Verständnisfrage - Antennenanpassung

  • Hallo Wolfgang,

    wenn die Mantelwellensperre am ZM4 (nicht am K2) eingeschleift war und keine Änderung brachte, dürfte dieser Effekt auszuschließen sein. Und da Du die Meßbrücke K2 abgeglichen hast, das Kabel ok ist, weiß ich aus der Ferne auch keinen Rat. 1,6 ist zwar nicht die Welt (zumindest, wenn der K2 dabei noch nicht zurückregelt, mein IC7300 macht das bereits ab 1,5) , würde mich aber auch etwas stören, vor allem, wenn ich den Grund nicht kenne.

    73 Reiner

  • Hallo Wolfgang,

    dann bliebe ja nur noch die Möglichkeit, dass die Ausgangsimpedanz des K2 nicht 50 Ohm hat. Dann würde die Antenne am K2 ATU auf 1:1,0 abgestimmt, aber ein 50 Ohm Dummy bzw der ZM4 (der ja auch am TRX-Ausgang 50 Ohm hat) bei CALS am K2 die besagten 1:1,6 zeigen.

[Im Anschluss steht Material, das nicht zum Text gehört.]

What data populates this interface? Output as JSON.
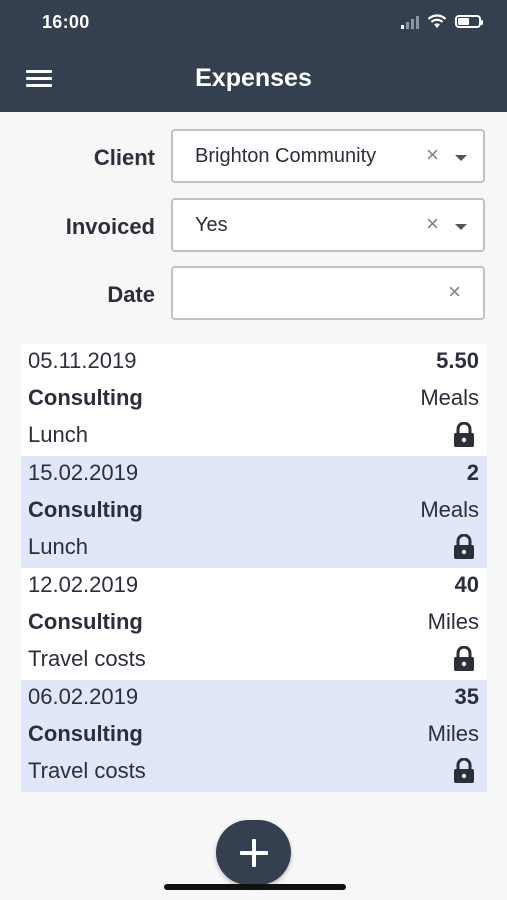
{
  "status_bar": {
    "time": "16:00"
  },
  "header": {
    "title": "Expenses",
    "menu_icon": "hamburger-menu-icon"
  },
  "filters": {
    "client": {
      "label": "Client",
      "value": "Brighton Community"
    },
    "invoiced": {
      "label": "Invoiced",
      "value": "Yes"
    },
    "date": {
      "label": "Date",
      "value": ""
    }
  },
  "clear_symbol": "×",
  "expenses": [
    {
      "date": "05.11.2019",
      "amount": "5.50",
      "project": "Consulting",
      "category": "Meals",
      "description": "Lunch",
      "locked": true
    },
    {
      "date": "15.02.2019",
      "amount": "2",
      "project": "Consulting",
      "category": "Meals",
      "description": "Lunch",
      "locked": true
    },
    {
      "date": "12.02.2019",
      "amount": "40",
      "project": "Consulting",
      "category": "Miles",
      "description": "Travel costs",
      "locked": true
    },
    {
      "date": "06.02.2019",
      "amount": "35",
      "project": "Consulting",
      "category": "Miles",
      "description": "Travel costs",
      "locked": true
    }
  ],
  "fab": {
    "icon": "plus-icon"
  },
  "colors": {
    "header": "#34404f",
    "row_alt": "#dfe7f8"
  }
}
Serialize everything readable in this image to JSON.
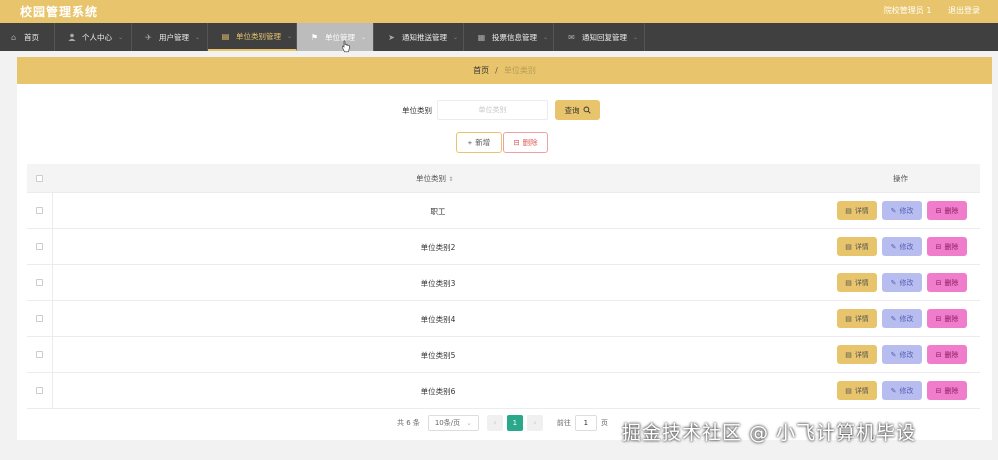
{
  "header": {
    "title": "校园管理系统",
    "user": "院校管理员 1",
    "logout": "退出登录"
  },
  "nav": [
    {
      "label": "首页",
      "icon": "home-icon"
    },
    {
      "label": "个人中心",
      "icon": "user-icon"
    },
    {
      "label": "用户管理",
      "icon": "users-icon"
    },
    {
      "label": "单位类别管理",
      "icon": "category-icon"
    },
    {
      "label": "单位管理",
      "icon": "flag-icon"
    },
    {
      "label": "通知推送管理",
      "icon": "send-icon"
    },
    {
      "label": "投票信息管理",
      "icon": "grid-icon"
    },
    {
      "label": "通知回复管理",
      "icon": "mail-icon"
    }
  ],
  "breadcrumb": {
    "home": "首页",
    "separator": "/",
    "current": "单位类别"
  },
  "search": {
    "label": "单位类别",
    "placeholder": "单位类别",
    "button": "查询"
  },
  "actions": {
    "add": "新增",
    "delete": "删除"
  },
  "table": {
    "columns": {
      "name": "单位类别",
      "ops": "操作"
    },
    "rows": [
      {
        "name": "职工"
      },
      {
        "name": "单位类别2"
      },
      {
        "name": "单位类别3"
      },
      {
        "name": "单位类别4"
      },
      {
        "name": "单位类别5"
      },
      {
        "name": "单位类别6"
      }
    ],
    "row_actions": {
      "detail": "详情",
      "edit": "修改",
      "remove": "删除"
    }
  },
  "pagination": {
    "total": "共 6 条",
    "page_size": "10条/页",
    "current_page": "1",
    "goto_label": "前往",
    "goto_value": "1",
    "page_unit": "页"
  },
  "watermark": "掘金技术社区 @ 小飞计算机毕设",
  "colors": {
    "accent": "#e8c56c",
    "nav_bg": "#404040",
    "edit": "#b8bdf0",
    "remove": "#f07ccc",
    "active_page": "#29a88a"
  }
}
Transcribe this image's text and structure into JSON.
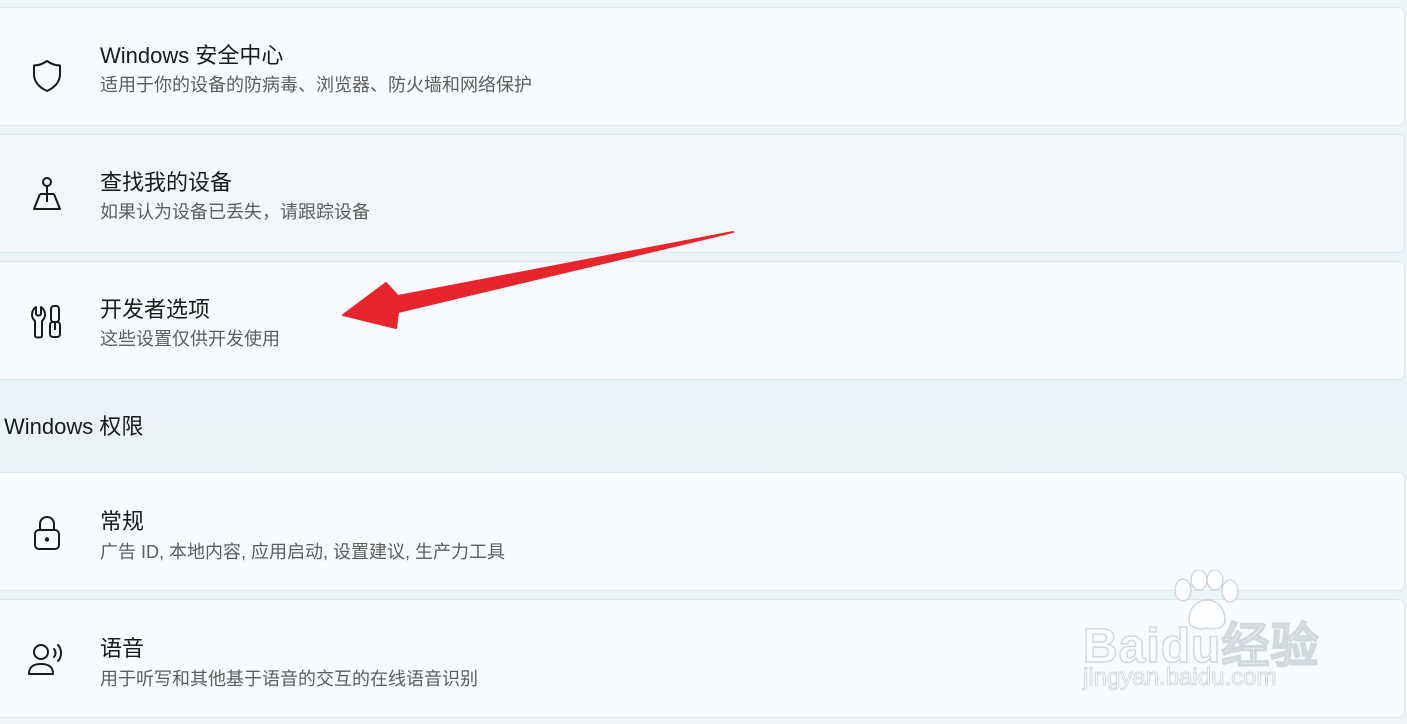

    Tschüss von Michael, DL6ABB


    DOK: H03


    DL-QRP-AG #: 420
    G-QRP #: 11472
    AGCW #: 2994
    RTC #: 264

  • Hallo die Runde,


    wie kommen solche Differenzen bei der Anzeige der externen SWR-Messbrücke und der internen SWR-Messbrücke zustande ???

    Die externe SWR-Messbrücke zeigt ein SWR von etwa 1,0 an wenn ein 50 Ohm Lastwiderstand angeschlossen wird, das ist korrekt unter der Bedingung , dass alle Komponenten 50 Ohm Technik sind.

    Für gleichen Aufbau zeigt aber das interne SWR-Meter nicht ein SWR von 1,0 an , warum, TRCVR hat 50 Ohm - Ausgang , die Last ist 50 Ohm und trotzdem zeigt nun das interne SWR-Meter etwas anderes an.

    Würde man noch eine weitere SWR-Messbrücke einschleifen, würde sich die interne SWR-Anzeige noch weiter verschlechtern. Die ist so , weil das SWR-Meter das 50 Ohm System zusätzlich belastet, es ist nicht

    viel , aber es belastet . Wer es nicht glaubt, zeichne sich mal die ganze Sache auf einem Blatt Papier auf , allein der Stromtrafo mit nur einer Windung und dem Ringkern verändert schon die 50 Ohm . Dazu kommen noch der Spannungsteiler in Form einer Induktivität / Trafo oder einer Kapazität als Teiler. Wie gesagt es ist nicht viel, aber im ersten Moment kommt man ins Grübeln.


    73 de

  • Hallo Wolfgang,

    Manfred wird sicher mit seiner Ausführung richtig liegen. Ich hatte bei meinem Beitrag übersehen, dass der K2 am Dummy korrekt anzeigt. Nach dem Grund für die unterschiedliche Anzeige zu forschen, finde ich jedenfalls interessant.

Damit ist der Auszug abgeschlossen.